With that in mind, it should come as no surprise that the biggest tennis tournament in America held in the biggest city in America would be any different. Indeed, the U.S. Open is hard, very hard.
The court surface is hard and jarring to the body. The timing is hard as the final major in a long season. The conditions are hard in the late-summer sun. The schedule is hard with late-night matches and the semifinals and final being played back-to-back. The city is hard with congestion and crowds. Even the venue is hard, all concrete and steel.
And this year, the U.S. Open will be even harder.
In normal years, players would have seven weeks after Wimbledon to get some rest and then rev up for the arduous hard-court season.
But this year, smack dab in the middle of those seven weeks, a "fifth major" was played in London -- at the Olympics. If you thought the Triple Crown of horse racing goes snap-snap-snap, then maybe this summer's tennis tour goes snap-crackle-pop ... fall over. When you throw in the Olympics, players never had more than three weeks between majors beginning with the French Open.
That must be how Spain's Rafael Nadal is feeling right about now having fallen over, so to speak, with a bum knee that caused him to pull out of the Olympics and the U.S. Open.

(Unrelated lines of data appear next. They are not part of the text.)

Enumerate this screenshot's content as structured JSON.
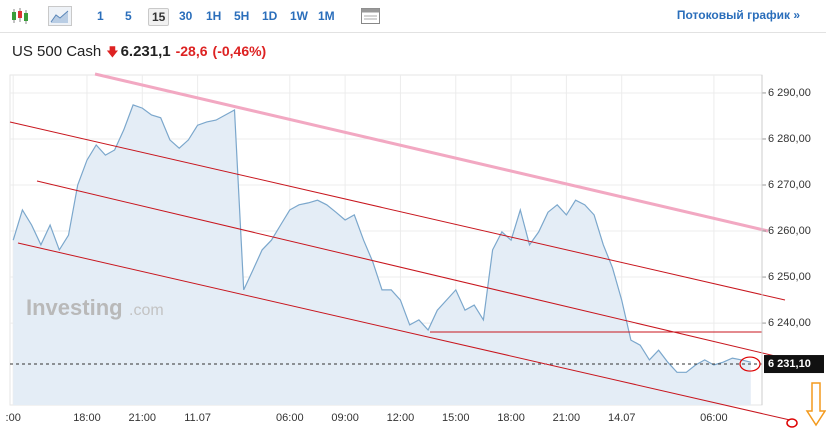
{
  "toolbar": {
    "timeframes": [
      "1",
      "5",
      "15",
      "30",
      "1H",
      "5H",
      "1D",
      "1W",
      "1M"
    ],
    "selected": "15",
    "stream_link": "Потоковый график »"
  },
  "header": {
    "instrument": "US 500 Cash",
    "price": "6.231,1",
    "change": "-28,6",
    "change_percent": "(-0,46%)"
  },
  "watermark": {
    "brand": "Investing",
    "suffix": ".com"
  },
  "chart_data": {
    "type": "line",
    "color": "#7ba7cc",
    "fill": "#e4edf6",
    "categories": [
      ":00",
      null,
      null,
      null,
      null,
      null,
      null,
      null,
      "18:00",
      null,
      null,
      null,
      null,
      null,
      "21:00",
      null,
      null,
      null,
      null,
      null,
      "11.07",
      null,
      null,
      null,
      null,
      null,
      null,
      null,
      null,
      null,
      "06:00",
      null,
      null,
      null,
      null,
      null,
      "09:00",
      null,
      null,
      null,
      null,
      null,
      "12:00",
      null,
      null,
      null,
      null,
      null,
      "15:00",
      null,
      null,
      null,
      null,
      null,
      "18:00",
      null,
      null,
      null,
      null,
      null,
      "21:00",
      null,
      null,
      null,
      null,
      null,
      "14.07",
      null,
      null,
      null,
      null,
      null,
      null,
      null,
      null,
      null,
      "06:00",
      null,
      null,
      null,
      null
    ],
    "values": [
      6258.0,
      6264.6,
      6261.3,
      6257.0,
      6261.3,
      6255.9,
      6259.1,
      6270.0,
      6275.4,
      6278.7,
      6276.5,
      6277.6,
      6282.0,
      6287.4,
      6286.7,
      6285.2,
      6284.6,
      6279.8,
      6278.0,
      6279.8,
      6283.0,
      6283.7,
      6284.1,
      6285.2,
      6286.3,
      6247.2,
      6251.5,
      6255.9,
      6258.0,
      6261.3,
      6264.6,
      6265.7,
      6266.1,
      6266.7,
      6265.7,
      6264.1,
      6262.4,
      6263.5,
      6258.0,
      6253.3,
      6247.2,
      6247.2,
      6245.0,
      6239.6,
      6240.7,
      6238.5,
      6242.8,
      6245.0,
      6247.2,
      6242.8,
      6243.9,
      6240.7,
      6255.9,
      6259.8,
      6258.0,
      6264.6,
      6257.0,
      6259.8,
      6264.1,
      6265.7,
      6263.5,
      6266.7,
      6265.7,
      6263.5,
      6257.0,
      6252.0,
      6245.0,
      6236.3,
      6235.2,
      6232.0,
      6234.1,
      6231.5,
      6229.3,
      6229.3,
      6230.9,
      6232.0,
      6230.9,
      6231.5,
      6232.4,
      6232.0,
      6231.5
    ],
    "ylim": [
      6222.2,
      6293.9
    ],
    "yticks": [
      {
        "value": 6240,
        "label": "6 240,00"
      },
      {
        "value": 6250,
        "label": "6 250,00"
      },
      {
        "value": 6260,
        "label": "6 260,00"
      },
      {
        "value": 6270,
        "label": "6 270,00"
      },
      {
        "value": 6280,
        "label": "6 280,00"
      },
      {
        "value": 6290,
        "label": "6 290,00"
      }
    ],
    "last_price": {
      "value": 6231.1,
      "label": "6 231,10"
    },
    "grid": true
  }
}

It's a pity as the men's game has been parity personified this year with the top four players each winning one major -- Novak Djokovic Down Under, Nadal at Roland Garros, Roger Federer at Wimbledon and Andy Murray garnering Olympic gold and glory in his home country. The story line on Super Saturday in New York was setting up to be all symmetrical, but now it reads like a question from Mensa: "Which of the three will get two?"